President Xi Jinping warns citizens about the lying flat movement in China. In an article released by a Communist party journal, he said that “it is necessary to prevent the solidification of social strata, smooth the upward flow channels, create opportunities for more people to become rich, form a development environment where everyone participates, and avoid “involution” and “laying flat.”

Citizens Share Their Story of Lying Flat

A Chinese citizen traveled to Beijing many years ago to work as an app developer. It was very rewarding financially because he earned a lot of money. However, it meant that almost all of his hours would be spent working. He did not have time to do anything else, such as pursuing his other interests or even making friends. 

The COVID-19 pandemic gave him the time he needed to reevaluate how he lived his life. He was able to catch up with some of his friends back at home. Even if his friends did not earn as much as he did, they seemed enthusiastic about what they were doing both in and out of work hours. He had not experienced this same enthusiasm because he was too busy working.

The urge for a different lifestyle became stronger when he was given more work, as the company he was working at reduced the number of employees. It meant that he needed to work as many as 60 to 70 hours a week. This finally pushed him to take a break and travel to Vietnam.

While in Vietnam, he saw groups of old men living what seemed to be a simple life. The men were just relaxing, talking to each other, and watching football games for most of their days.

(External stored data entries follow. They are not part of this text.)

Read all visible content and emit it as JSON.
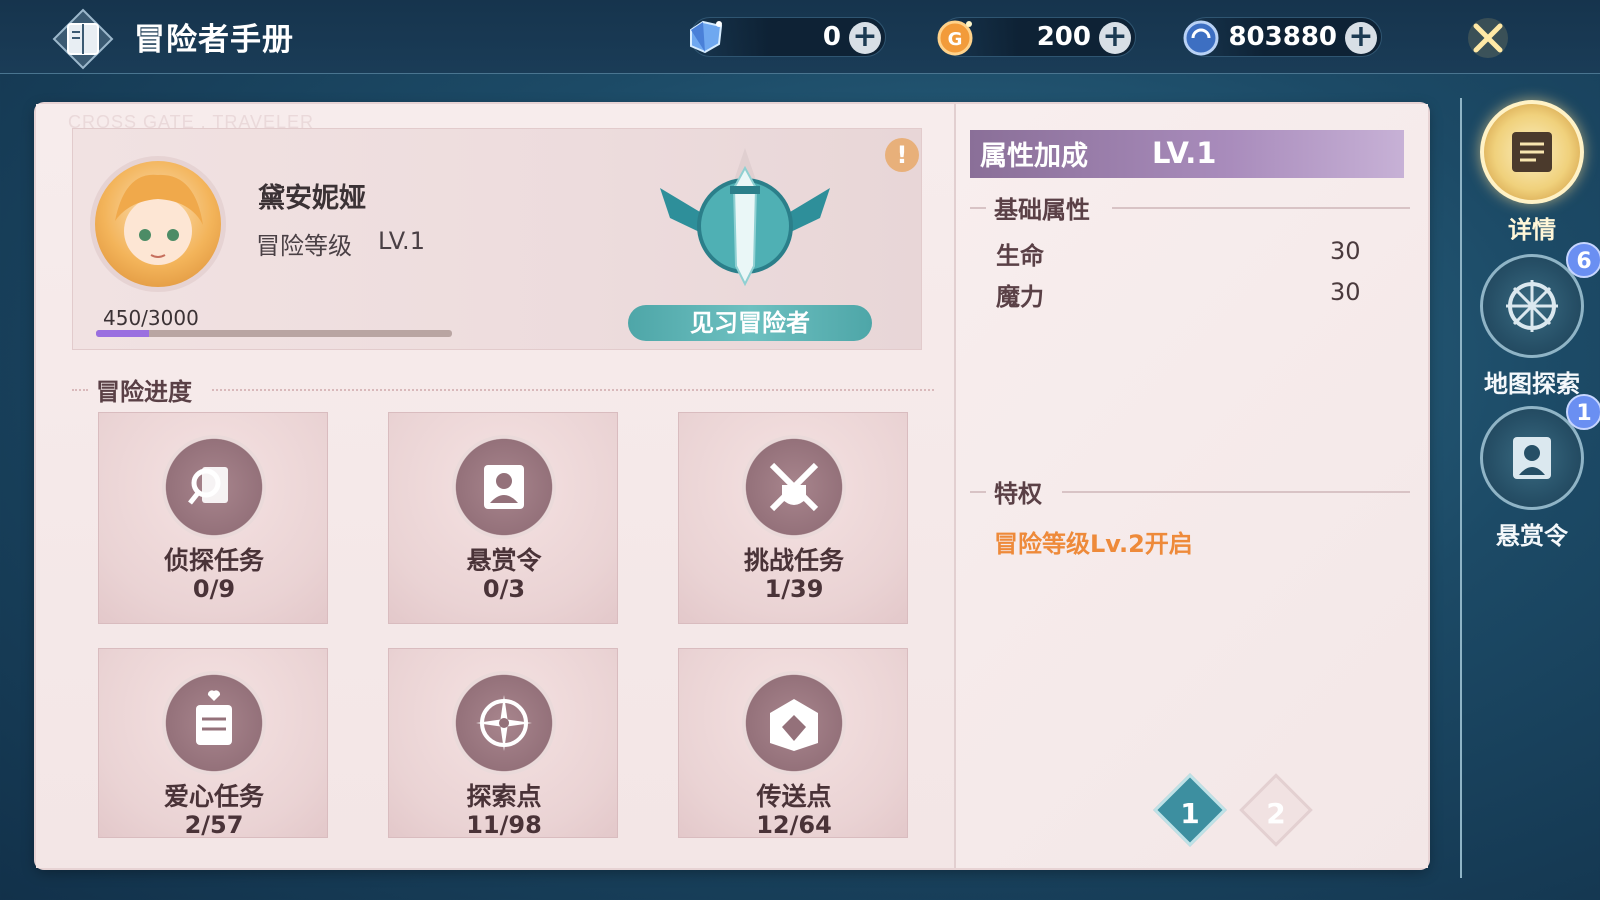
{
  "header": {
    "title": "冒险者手册",
    "currencies": [
      {
        "name": "crystal",
        "value": "0"
      },
      {
        "name": "gold",
        "value": "200"
      },
      {
        "name": "silver",
        "value": "803880"
      }
    ]
  },
  "watermark": "CROSS GATE . TRAVELER",
  "profile": {
    "name": "黛安妮娅",
    "level_label": "冒险等级",
    "level_value": "LV.1",
    "exp_text": "450/3000",
    "exp_fraction": 0.15,
    "rank": "见习冒险者"
  },
  "progress": {
    "title": "冒险进度",
    "tiles": [
      {
        "label": "侦探任务",
        "count": "0/9"
      },
      {
        "label": "悬赏令",
        "count": "0/3"
      },
      {
        "label": "挑战任务",
        "count": "1/39"
      },
      {
        "label": "爱心任务",
        "count": "2/57"
      },
      {
        "label": "探索点",
        "count": "11/98"
      },
      {
        "label": "传送点",
        "count": "12/64"
      }
    ]
  },
  "attributes": {
    "title": "属性加成",
    "level": "LV.1",
    "basic_title": "基础属性",
    "stats": [
      {
        "name": "生命",
        "value": "30"
      },
      {
        "name": "魔力",
        "value": "30"
      }
    ],
    "privilege_title": "特权",
    "privilege_text": "冒险等级Lv.2开启"
  },
  "pagination": {
    "pages": [
      "1",
      "2"
    ],
    "current": "1"
  },
  "side_nav": [
    {
      "label": "详情",
      "badge": ""
    },
    {
      "label": "地图探索",
      "badge": "6"
    },
    {
      "label": "悬赏令",
      "badge": "1"
    }
  ],
  "colors": {
    "accent_teal": "#3d8fa0",
    "privilege_orange": "#ee8a3a",
    "exp_purple": "#9a6fe0"
  }
}
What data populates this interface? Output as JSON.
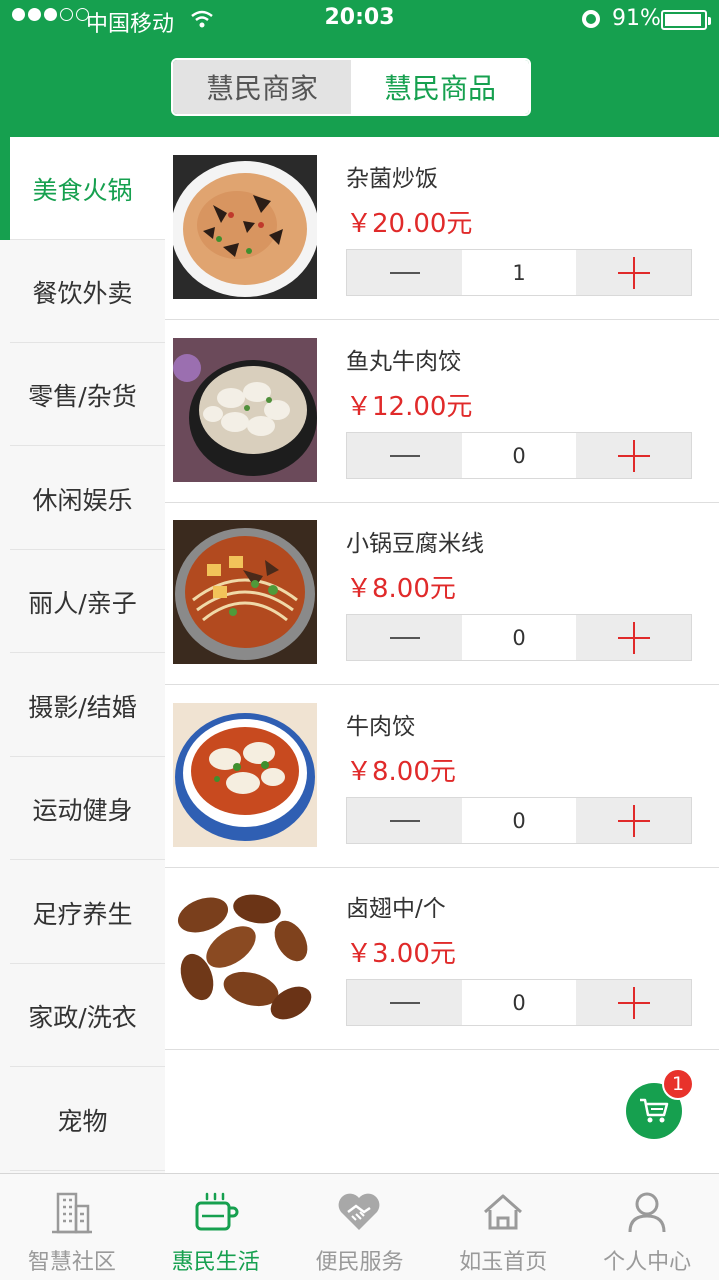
{
  "status_bar": {
    "carrier": "中国移动",
    "time": "20:03",
    "battery": "91%",
    "battery_level": 0.91,
    "signal_bars": 3,
    "signal_total": 5
  },
  "segment": {
    "options": [
      {
        "label": "慧民商家",
        "selected": false
      },
      {
        "label": "慧民商品",
        "selected": true
      }
    ]
  },
  "categories": [
    {
      "label": "美食火锅",
      "active": true
    },
    {
      "label": "餐饮外卖",
      "active": false
    },
    {
      "label": "零售/杂货",
      "active": false
    },
    {
      "label": "休闲娱乐",
      "active": false
    },
    {
      "label": "丽人/亲子",
      "active": false
    },
    {
      "label": "摄影/结婚",
      "active": false
    },
    {
      "label": "运动健身",
      "active": false
    },
    {
      "label": "足疗养生",
      "active": false
    },
    {
      "label": "家政/洗衣",
      "active": false
    },
    {
      "label": "宠物",
      "active": false
    }
  ],
  "products": [
    {
      "name": "杂菌炒饭",
      "price": "￥20.00元",
      "qty": "1"
    },
    {
      "name": "鱼丸牛肉饺",
      "price": "￥12.00元",
      "qty": "0"
    },
    {
      "name": "小锅豆腐米线",
      "price": "￥8.00元",
      "qty": "0"
    },
    {
      "name": "牛肉饺",
      "price": "￥8.00元",
      "qty": "0"
    },
    {
      "name": "卤翅中/个",
      "price": "￥3.00元",
      "qty": "0"
    }
  ],
  "cart": {
    "badge": "1",
    "icon": "cart-icon"
  },
  "tabs": [
    {
      "label": "智慧社区",
      "icon": "building-icon",
      "active": false
    },
    {
      "label": "惠民生活",
      "icon": "coffee-cup-icon",
      "active": true
    },
    {
      "label": "便民服务",
      "icon": "handshake-heart-icon",
      "active": false
    },
    {
      "label": "如玉首页",
      "icon": "home-icon",
      "active": false
    },
    {
      "label": "个人中心",
      "icon": "person-icon",
      "active": false
    }
  ],
  "colors": {
    "brand": "#16a04f",
    "price": "#e02a2a",
    "badge": "#e8322b",
    "inactive_tab": "#9a9a9a"
  }
}
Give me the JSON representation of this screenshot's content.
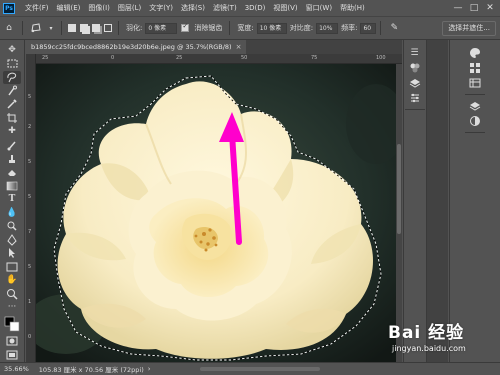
{
  "app": {
    "logo": "Ps"
  },
  "menu": [
    "文件(F)",
    "编辑(E)",
    "图像(I)",
    "图层(L)",
    "文字(Y)",
    "选择(S)",
    "滤镜(T)",
    "3D(D)",
    "视图(V)",
    "窗口(W)",
    "帮助(H)"
  ],
  "window_controls": {
    "minimize": "—",
    "maximize": "□",
    "close": "✕"
  },
  "options": {
    "feather_label": "羽化:",
    "feather_value": "0 像素",
    "antialias_label": "消除锯齿",
    "antialias_checked": true,
    "width_label": "宽度:",
    "width_value": "10 像素",
    "contrast_label": "对比度:",
    "contrast_value": "10%",
    "frequency_label": "频率:",
    "frequency_value": "60",
    "select_mask_label": "选择并遮住..."
  },
  "document": {
    "tab_title": "b1859cc25fdc9bced8862b19e3d20b6e.jpeg @ 35.7%(RGB/8)",
    "tab_close": "×"
  },
  "rulers": {
    "top": [
      "25",
      "0",
      "25",
      "50",
      "75",
      "100"
    ],
    "left": [
      "5",
      "2",
      "5",
      "5",
      "7",
      "5",
      "1",
      "0"
    ]
  },
  "status": {
    "zoom": "35.66%",
    "doc_size": "105.83 厘米 x 70.56 厘米 (72ppi)",
    "arrow": "›"
  },
  "watermark": {
    "logo": "Bai 经验",
    "url": "jingyan.baidu.com"
  },
  "colors": {
    "ui_bg": "#535353",
    "ui_dark": "#424242",
    "canvas_bg": "#282828",
    "arrow": "#ff00cc",
    "petal": "#fbf3d6",
    "petal_shadow": "#e9d9a4",
    "stamen": "#d89b3a"
  },
  "icons": {
    "toolbar": [
      "move-icon",
      "marquee-icon",
      "magnetic-lasso-icon",
      "quick-select-icon",
      "crop-icon",
      "eyedropper-icon",
      "spot-heal-icon",
      "brush-icon",
      "clone-stamp-icon",
      "history-brush-icon",
      "eraser-icon",
      "gradient-icon",
      "blur-icon",
      "dodge-icon",
      "pen-icon",
      "type-icon",
      "path-select-icon",
      "rectangle-icon",
      "hand-icon",
      "zoom-icon",
      "more-icon",
      "swap-colors-icon",
      "color-swatches-icon",
      "quick-mask-icon",
      "screen-mode-icon"
    ],
    "panel_strip_1": [
      "history-icon",
      "properties-icon",
      "layers-icon",
      "adjustments-icon",
      "swatches-icon"
    ],
    "panel_strip_3": [
      "layers-panel-icon",
      "channels-icon",
      "paths-icon",
      "libraries-icon",
      "adjust-icon",
      "color-icon"
    ]
  }
}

a citizen was inspired in Vietnam to join the lying flat movement in China

Inspired by what he saw, he decided to resign from his job as soon as he came back to Beijing. With all the time that he had and no one to compete with, he was finally able to discover different hobbies that he would never have been able to do if he had not resigned. He went skiing and rock climbing, enjoying every minute of it without worrying about all the work he had to do. Despite not having a high-paying job, he was still satisfied with how he spent his days. 

Eventually, he conceded to his parents and found another job. However, he chose one that was not as demanding as his previous position, even if it meant earning less than what he did. 

He said, “I’m continuing to get rid of negative energy in my life. I think 2022 will be an upgrade on 2021, but I still don’t want to do anything. I will continue to ‘lie flat.’ I enjoy this state.”

Another shares that he also chose a simpler lifestyle. After graduating from one of the top universities in Nanjing, he found it difficult to land a job and support his stay in the city. He chose to “lie flat” instead of pursuing a job that would only end up with him getting sick or staying in the city, but leaving him with a mountain of debt. 

He shares, “I chose to lie flat from the beginning. It’s too hard to buy a house and a car in big cities. It’s hard to find someone to marry, and if you have kids, you have to enroll them in all sorts of activities to give them a head start.” Because of this, he prefers to live simply. 

Overworked and confronted with seemingly insurmountable challenges, young people are opting to lie flat.